As chance would have it we needn't have worried about the game as Peter Reid's side ran riot. I can remember thinking, probably through the naivety of youth, that this side had it all. Michael Gray and Martin Smith seemed capable of causing problems at will with their pace and guile on the wings with the iconic, bald, Steve Agnew
providing the steel in the middle. I would go on to fall in love, not literally of course... honest, with the Polish right back Dariusz Kubicki, who's performance I studied enthusiastically, hoping I could learn a thing or two as a fellow right back. Then there was Craig Russell leading the line, a local lad playing for his local side, literally living my dream right there before my eyes who went on to bag a haul as Sunderland romped to an incredible 6-0 victory!

It has become somewhat of a cliché associated with the club now to wax lyrical about the famous "Roker Roar" but... wow... the noise that greeted each of the six goals, the swell of the fans on the terrace as thousands jumped and celebrated in unison is something that will always stay with me, an element of the game which can no longer be truly appreciated in the modern all-seater stadia we are spoilt with now. Sure Roker was in somewhat of a sad, dilapidated state by 1995, but such was the sense of history and nostalgia that standing on her old, battered terraces could invoke I will always be thankful I managed to take in a season and a half there before her unceremonious demolition to make way for the SOL.
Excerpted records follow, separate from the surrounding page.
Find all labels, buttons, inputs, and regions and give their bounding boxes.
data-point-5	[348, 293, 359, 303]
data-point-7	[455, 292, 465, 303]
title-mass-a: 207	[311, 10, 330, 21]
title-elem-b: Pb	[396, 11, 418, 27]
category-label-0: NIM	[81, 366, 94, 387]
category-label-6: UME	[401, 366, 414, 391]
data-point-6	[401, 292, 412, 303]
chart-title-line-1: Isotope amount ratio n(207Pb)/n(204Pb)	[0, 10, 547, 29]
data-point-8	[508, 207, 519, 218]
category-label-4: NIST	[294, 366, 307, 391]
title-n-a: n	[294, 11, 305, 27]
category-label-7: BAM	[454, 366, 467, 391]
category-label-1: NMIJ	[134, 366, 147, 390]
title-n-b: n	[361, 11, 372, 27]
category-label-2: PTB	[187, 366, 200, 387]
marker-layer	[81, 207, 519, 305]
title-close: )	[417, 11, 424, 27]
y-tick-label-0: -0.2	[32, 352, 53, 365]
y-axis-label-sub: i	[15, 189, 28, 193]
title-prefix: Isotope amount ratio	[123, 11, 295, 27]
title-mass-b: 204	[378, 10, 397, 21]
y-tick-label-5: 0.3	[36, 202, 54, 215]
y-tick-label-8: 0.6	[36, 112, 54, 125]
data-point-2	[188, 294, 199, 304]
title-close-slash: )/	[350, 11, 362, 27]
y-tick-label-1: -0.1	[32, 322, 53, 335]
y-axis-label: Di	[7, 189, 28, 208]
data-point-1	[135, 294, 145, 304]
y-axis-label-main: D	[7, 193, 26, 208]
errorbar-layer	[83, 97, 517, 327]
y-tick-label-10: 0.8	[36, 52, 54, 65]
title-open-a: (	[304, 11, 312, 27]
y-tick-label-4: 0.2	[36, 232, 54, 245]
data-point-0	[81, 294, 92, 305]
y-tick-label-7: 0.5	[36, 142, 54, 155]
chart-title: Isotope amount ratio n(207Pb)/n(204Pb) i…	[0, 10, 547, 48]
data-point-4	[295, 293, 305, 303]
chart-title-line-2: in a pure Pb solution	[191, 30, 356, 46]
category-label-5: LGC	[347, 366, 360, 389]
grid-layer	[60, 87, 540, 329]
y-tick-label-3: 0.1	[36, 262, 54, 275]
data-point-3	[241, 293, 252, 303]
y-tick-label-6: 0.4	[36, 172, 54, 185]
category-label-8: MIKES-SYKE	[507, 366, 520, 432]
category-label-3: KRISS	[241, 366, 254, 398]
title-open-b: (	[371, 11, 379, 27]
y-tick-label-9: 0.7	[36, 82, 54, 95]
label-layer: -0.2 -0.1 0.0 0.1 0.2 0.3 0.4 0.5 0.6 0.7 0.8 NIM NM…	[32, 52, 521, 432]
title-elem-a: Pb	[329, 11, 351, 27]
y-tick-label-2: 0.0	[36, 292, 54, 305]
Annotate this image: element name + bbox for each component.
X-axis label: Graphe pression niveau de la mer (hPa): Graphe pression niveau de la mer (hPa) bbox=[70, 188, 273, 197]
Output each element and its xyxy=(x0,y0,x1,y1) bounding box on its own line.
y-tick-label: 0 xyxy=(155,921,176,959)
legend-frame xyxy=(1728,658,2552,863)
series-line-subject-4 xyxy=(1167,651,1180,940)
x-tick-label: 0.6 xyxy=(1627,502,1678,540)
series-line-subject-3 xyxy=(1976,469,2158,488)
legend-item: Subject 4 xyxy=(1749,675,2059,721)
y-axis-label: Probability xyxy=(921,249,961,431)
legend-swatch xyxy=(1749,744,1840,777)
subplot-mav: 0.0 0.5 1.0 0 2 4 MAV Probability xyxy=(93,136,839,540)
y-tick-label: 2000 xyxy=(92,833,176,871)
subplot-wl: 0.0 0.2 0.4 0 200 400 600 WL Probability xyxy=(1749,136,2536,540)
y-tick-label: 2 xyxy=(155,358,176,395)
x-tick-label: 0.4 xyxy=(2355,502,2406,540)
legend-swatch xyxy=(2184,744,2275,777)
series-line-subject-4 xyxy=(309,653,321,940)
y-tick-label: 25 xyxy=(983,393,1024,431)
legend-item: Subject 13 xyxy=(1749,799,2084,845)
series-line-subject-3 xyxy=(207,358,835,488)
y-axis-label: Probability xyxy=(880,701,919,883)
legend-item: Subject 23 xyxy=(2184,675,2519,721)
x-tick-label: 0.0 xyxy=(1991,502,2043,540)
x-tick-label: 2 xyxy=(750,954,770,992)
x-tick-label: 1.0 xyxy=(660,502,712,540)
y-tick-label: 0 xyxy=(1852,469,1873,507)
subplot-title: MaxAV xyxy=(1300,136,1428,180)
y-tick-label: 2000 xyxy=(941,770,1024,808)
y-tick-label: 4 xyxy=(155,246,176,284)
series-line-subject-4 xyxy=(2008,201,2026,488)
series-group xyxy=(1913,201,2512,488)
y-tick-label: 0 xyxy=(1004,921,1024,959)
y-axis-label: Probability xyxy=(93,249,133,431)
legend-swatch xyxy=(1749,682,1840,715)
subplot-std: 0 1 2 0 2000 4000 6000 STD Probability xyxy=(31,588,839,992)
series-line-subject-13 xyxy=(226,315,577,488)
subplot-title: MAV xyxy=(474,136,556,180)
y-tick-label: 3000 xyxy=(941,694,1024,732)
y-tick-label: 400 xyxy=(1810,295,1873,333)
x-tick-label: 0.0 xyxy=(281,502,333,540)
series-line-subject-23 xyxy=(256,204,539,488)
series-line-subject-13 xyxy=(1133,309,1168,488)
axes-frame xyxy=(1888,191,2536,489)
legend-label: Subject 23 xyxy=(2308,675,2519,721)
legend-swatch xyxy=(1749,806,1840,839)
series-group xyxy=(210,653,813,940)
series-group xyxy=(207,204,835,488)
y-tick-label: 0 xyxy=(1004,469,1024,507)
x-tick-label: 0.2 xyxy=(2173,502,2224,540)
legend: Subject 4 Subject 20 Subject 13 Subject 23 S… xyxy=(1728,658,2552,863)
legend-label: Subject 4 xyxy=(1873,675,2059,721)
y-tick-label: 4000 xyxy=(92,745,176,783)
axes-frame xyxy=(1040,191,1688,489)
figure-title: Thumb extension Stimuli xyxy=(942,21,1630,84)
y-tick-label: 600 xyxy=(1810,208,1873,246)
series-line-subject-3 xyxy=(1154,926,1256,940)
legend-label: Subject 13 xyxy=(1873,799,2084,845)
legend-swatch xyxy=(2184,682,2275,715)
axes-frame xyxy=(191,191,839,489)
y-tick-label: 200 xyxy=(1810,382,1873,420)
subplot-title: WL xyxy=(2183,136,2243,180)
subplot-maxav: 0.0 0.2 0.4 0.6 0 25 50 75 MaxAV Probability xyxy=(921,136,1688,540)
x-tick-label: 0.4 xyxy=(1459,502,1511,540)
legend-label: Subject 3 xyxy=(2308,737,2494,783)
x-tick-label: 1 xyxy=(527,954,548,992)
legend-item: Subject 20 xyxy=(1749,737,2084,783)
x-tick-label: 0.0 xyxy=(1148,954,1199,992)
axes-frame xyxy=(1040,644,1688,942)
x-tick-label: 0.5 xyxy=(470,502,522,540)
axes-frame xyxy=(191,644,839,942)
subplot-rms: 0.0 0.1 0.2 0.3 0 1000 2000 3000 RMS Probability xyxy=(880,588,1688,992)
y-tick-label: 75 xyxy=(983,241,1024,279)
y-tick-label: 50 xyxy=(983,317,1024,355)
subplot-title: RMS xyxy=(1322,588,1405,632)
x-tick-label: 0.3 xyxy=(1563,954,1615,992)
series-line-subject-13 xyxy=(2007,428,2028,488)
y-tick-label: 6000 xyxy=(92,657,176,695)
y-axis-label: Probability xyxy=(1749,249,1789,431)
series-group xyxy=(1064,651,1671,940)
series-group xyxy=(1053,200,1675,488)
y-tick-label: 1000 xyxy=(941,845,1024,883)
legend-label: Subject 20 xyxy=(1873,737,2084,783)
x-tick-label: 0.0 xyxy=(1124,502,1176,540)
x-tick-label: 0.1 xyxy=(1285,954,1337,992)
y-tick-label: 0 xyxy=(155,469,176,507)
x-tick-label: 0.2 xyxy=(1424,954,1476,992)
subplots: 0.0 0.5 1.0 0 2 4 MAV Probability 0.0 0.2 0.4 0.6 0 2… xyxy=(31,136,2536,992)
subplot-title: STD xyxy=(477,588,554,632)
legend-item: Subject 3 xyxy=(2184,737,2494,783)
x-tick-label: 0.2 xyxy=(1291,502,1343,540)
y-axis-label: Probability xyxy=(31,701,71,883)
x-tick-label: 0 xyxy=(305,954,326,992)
Following the game I was not the only one hooked on SAFC, my father seemed almost as excited as his ten year old son as we returned home with smiles stretching across our faces. We didn't miss a single home game for the remainder of the successful 1995/96 season as Peter Reid's side went on to win promotion and season tickets were a must for the following Premier League campaign, as they have ever since, through the good times and the many more bad times.